O texto da NT foi elaborado coletivamente, com base em Nota Técnica da Funai e pareceres de órgãos vinculados à regularização sanitária, tanto estadual como federal, e contou com a participação de movimentos indígenas, organizações sociais e instituições públicas, no âmbito da Comissão de Alimentos Tradicionais dos Povos no Amazonas (Catrapoa). Para o coordenador do Programa Amazônia do ISPN, Rodrigo Noleto, entre povos e comunidades tradicionais, há uma dinâmica familiar da produção ao consumo nas escolas.
“Pais, tios e avós plantam nos roçados, parentes preparam os alimentos nas escolas, e seus filhos são os consumidores finais. Então, podemos considerar que esta produção, destinada à escola no próprio território, é consumo familiar ou autoconsumo”, fala Noleto.
O objetivo agora é estender a proposta para todos os povos e comunidades tradicionais no Brasil, com a publicação da Nota Técnica Nº 3/2020/6aCCR/MPF (clique aqui para baixar a nota técnica). São muitos os argumentos favoráveis: os produtos são naturais, a produção é local e sustentável, a alimentação é saudável, os alunos gostam e os pais fortalecem a geração de renda em casa, o que contribui também para a economia local.
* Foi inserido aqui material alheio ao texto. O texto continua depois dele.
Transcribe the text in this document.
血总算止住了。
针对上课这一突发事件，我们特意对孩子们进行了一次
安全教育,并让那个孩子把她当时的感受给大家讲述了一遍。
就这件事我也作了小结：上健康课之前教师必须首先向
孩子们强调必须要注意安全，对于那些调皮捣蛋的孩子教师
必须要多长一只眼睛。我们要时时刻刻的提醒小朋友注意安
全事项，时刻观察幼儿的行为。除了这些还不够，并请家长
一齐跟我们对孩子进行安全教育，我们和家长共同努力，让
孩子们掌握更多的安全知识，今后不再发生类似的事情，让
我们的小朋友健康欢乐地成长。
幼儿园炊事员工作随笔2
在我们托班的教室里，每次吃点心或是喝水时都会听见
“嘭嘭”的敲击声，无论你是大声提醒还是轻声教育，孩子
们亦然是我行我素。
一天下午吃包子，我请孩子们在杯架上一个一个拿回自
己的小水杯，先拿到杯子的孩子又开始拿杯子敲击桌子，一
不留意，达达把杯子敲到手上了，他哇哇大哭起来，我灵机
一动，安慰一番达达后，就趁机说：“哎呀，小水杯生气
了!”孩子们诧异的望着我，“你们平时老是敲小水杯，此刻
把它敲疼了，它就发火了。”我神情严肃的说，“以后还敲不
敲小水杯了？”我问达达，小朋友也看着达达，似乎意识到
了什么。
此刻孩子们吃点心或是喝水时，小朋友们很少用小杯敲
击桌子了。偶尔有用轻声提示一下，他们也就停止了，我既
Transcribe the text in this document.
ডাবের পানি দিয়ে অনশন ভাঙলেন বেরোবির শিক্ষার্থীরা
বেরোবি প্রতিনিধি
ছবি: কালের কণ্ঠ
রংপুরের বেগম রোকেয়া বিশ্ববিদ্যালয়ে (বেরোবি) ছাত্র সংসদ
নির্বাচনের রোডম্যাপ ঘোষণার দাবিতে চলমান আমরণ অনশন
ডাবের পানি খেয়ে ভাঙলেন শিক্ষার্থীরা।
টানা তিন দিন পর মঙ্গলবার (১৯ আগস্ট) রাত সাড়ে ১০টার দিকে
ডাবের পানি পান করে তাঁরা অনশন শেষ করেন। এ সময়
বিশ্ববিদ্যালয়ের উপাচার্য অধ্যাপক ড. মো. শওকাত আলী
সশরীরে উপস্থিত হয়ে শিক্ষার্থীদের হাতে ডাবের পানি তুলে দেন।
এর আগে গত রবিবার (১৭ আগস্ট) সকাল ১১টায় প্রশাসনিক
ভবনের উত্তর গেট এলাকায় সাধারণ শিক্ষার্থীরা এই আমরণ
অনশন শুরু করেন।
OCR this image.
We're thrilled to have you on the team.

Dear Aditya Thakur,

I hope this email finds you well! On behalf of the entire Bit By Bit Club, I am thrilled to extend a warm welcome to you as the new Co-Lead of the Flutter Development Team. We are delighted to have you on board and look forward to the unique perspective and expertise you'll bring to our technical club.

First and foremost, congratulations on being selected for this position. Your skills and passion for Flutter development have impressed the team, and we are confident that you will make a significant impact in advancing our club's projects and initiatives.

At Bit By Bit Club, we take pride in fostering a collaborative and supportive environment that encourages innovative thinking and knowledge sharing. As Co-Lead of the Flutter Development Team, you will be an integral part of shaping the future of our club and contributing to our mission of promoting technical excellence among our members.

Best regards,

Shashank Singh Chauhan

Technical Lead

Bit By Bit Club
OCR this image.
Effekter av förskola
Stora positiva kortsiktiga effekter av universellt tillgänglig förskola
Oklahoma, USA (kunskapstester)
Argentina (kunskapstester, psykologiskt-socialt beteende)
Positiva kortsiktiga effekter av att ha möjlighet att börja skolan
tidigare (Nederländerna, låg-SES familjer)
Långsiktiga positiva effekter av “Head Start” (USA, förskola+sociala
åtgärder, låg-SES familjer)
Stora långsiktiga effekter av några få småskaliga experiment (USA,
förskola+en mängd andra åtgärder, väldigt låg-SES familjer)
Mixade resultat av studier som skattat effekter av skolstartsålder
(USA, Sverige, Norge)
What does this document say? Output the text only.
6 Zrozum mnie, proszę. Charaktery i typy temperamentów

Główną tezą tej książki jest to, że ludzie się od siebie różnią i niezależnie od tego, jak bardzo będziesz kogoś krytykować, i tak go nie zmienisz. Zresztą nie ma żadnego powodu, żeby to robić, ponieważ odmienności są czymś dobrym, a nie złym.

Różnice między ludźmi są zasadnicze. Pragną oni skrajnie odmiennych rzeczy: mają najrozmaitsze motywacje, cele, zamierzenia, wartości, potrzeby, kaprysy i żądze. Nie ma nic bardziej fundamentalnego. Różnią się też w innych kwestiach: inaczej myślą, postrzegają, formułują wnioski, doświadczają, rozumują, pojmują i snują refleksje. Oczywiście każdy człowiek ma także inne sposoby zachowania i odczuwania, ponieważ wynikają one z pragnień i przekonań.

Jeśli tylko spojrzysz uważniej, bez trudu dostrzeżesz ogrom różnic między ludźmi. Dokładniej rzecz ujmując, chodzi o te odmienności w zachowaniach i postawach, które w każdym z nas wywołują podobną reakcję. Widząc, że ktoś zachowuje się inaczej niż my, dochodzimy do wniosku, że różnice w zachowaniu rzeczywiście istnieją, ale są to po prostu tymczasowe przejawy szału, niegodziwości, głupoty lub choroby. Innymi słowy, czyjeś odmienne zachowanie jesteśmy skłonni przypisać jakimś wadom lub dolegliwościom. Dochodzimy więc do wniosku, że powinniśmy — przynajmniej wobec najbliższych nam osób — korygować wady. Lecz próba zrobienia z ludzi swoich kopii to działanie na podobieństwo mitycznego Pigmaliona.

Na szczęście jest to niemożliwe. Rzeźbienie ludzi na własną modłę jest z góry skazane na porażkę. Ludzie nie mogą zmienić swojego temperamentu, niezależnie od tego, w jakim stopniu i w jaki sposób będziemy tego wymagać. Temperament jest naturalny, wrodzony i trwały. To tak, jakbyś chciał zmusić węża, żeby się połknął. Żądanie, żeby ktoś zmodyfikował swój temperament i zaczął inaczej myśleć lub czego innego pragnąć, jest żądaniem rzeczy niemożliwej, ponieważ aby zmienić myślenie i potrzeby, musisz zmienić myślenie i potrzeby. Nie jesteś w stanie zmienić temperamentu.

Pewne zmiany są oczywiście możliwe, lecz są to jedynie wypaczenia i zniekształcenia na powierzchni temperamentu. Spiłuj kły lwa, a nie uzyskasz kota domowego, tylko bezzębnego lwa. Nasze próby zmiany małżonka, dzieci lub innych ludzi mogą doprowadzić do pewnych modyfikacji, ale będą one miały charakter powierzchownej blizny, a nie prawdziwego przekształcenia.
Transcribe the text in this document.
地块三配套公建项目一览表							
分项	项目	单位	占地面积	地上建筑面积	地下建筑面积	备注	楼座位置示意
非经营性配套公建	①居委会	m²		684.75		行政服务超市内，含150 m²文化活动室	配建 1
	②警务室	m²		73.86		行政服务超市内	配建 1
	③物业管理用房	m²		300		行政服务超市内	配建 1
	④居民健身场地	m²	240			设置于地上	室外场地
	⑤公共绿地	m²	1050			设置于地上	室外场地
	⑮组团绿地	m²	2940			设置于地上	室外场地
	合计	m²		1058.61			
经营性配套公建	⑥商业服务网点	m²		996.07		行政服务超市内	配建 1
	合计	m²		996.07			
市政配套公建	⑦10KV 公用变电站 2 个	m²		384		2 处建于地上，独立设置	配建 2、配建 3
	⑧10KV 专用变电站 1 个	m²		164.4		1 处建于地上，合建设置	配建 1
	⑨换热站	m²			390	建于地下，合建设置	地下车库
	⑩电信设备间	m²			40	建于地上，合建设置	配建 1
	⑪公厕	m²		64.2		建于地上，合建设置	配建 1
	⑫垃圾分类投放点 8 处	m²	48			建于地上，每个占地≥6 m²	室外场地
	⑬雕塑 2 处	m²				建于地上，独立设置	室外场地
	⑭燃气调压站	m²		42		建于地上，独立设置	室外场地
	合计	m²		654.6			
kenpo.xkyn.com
Fernando Soave, Procurador do Ministério Público Federal do Amazonas (MPF/AM) e Coordenador da Catrapoa, relata que já havia a ideia de expandir para comunidades tradicionais no Amazonas pois a realidade é muito similar, e que a proposta para estimular a replicação da experiência é realizar uma reunião por região do país, com as principais lideranças de povos e comunidades tradicionais, sociedade civil, secretários de educação e produção, promotores, procuradores. Destaca que a Catrapoa, que envolve diversas instituições, é finalista do Prêmio Innovare, o que contribui para divulgação da iniciativa.
Burocracia que azeda
Fernando Soave comenta que os alimentos inadequados servidos antes para as escolas – charque e suco em pó para comunidades que possuem fartura de peixes e frutas frescas – evidenciaram um problema que era imposto pelas dificuldades burocráticas.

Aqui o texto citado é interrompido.